Two years ago today, I slept with my ex. This was not a good idea; I shouldn't have done and afterwards I wished I hadn't. At this stage, though, it doesn't really matter: just more water under the bridge. I finally cut all contact with her almost six months later; something I should have done when I tried to leave her that January. I still don't know whether her behaviour to me when we were still together could be considered abusive or not; certainly some of the ways she manipulated me after that fit the pattern. Nonetheless, I don't think she ever really meant to harm me and I hope she's doing better now than she was. What is for certain is that we are both much better off without the other.
I only really bring this up because that night two years ago was the last time I had sex with anyone.

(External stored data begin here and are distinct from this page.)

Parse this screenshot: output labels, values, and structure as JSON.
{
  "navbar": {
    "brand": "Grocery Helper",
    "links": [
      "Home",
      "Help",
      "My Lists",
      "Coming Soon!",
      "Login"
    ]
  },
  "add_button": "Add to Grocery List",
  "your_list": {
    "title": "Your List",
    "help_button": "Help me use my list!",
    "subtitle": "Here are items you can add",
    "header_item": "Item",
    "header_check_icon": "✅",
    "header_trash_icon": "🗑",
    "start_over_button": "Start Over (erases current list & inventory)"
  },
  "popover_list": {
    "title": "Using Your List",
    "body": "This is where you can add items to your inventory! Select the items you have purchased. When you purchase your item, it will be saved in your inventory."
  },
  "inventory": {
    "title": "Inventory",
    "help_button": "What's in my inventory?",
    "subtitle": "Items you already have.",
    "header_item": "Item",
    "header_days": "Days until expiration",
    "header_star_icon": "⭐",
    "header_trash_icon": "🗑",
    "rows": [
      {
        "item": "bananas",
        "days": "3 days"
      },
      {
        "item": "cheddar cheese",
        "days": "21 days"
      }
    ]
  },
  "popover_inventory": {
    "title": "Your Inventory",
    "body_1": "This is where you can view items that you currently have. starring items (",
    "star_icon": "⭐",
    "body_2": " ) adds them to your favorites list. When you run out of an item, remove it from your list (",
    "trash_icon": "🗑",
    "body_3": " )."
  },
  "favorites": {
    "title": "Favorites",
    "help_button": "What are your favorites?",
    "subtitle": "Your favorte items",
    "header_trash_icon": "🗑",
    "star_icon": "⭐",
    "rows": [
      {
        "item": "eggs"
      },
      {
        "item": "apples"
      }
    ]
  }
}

Obviously this isn't the longest time I've gone without sex. I lost my virginity very late, so the first thirty years of my life were spent without ever putting my dick in another human. But this is the longest 'dry spell' I've had since then. The next runner-up was the (roughly) ten months before meeting my most recent ex. I had spent quite a lot of that time suspecting that maybe the evening of lacklustre sex that proceeded it might turn out to be my last. Given the disaster that was the relationship that followed, it might have been better if it had been.
I mentioned in a previous post here that it isn't just sex that I'm missing. I do miss sex very much, but even more than that I miss the intimacy and connection that are, for me at least, an essential part of a sexual relationship. In which case, perhaps marking the time since I last copulated is actually fairly meaningless. But it is at least a clearly defined occasion, whereas exactly when the relationship ended is hard to pinpoint given that leaving was a gradual, convoluted process that took nearly eight months.
So I guess two years of dry-dick is as good an an anniversary to note as any.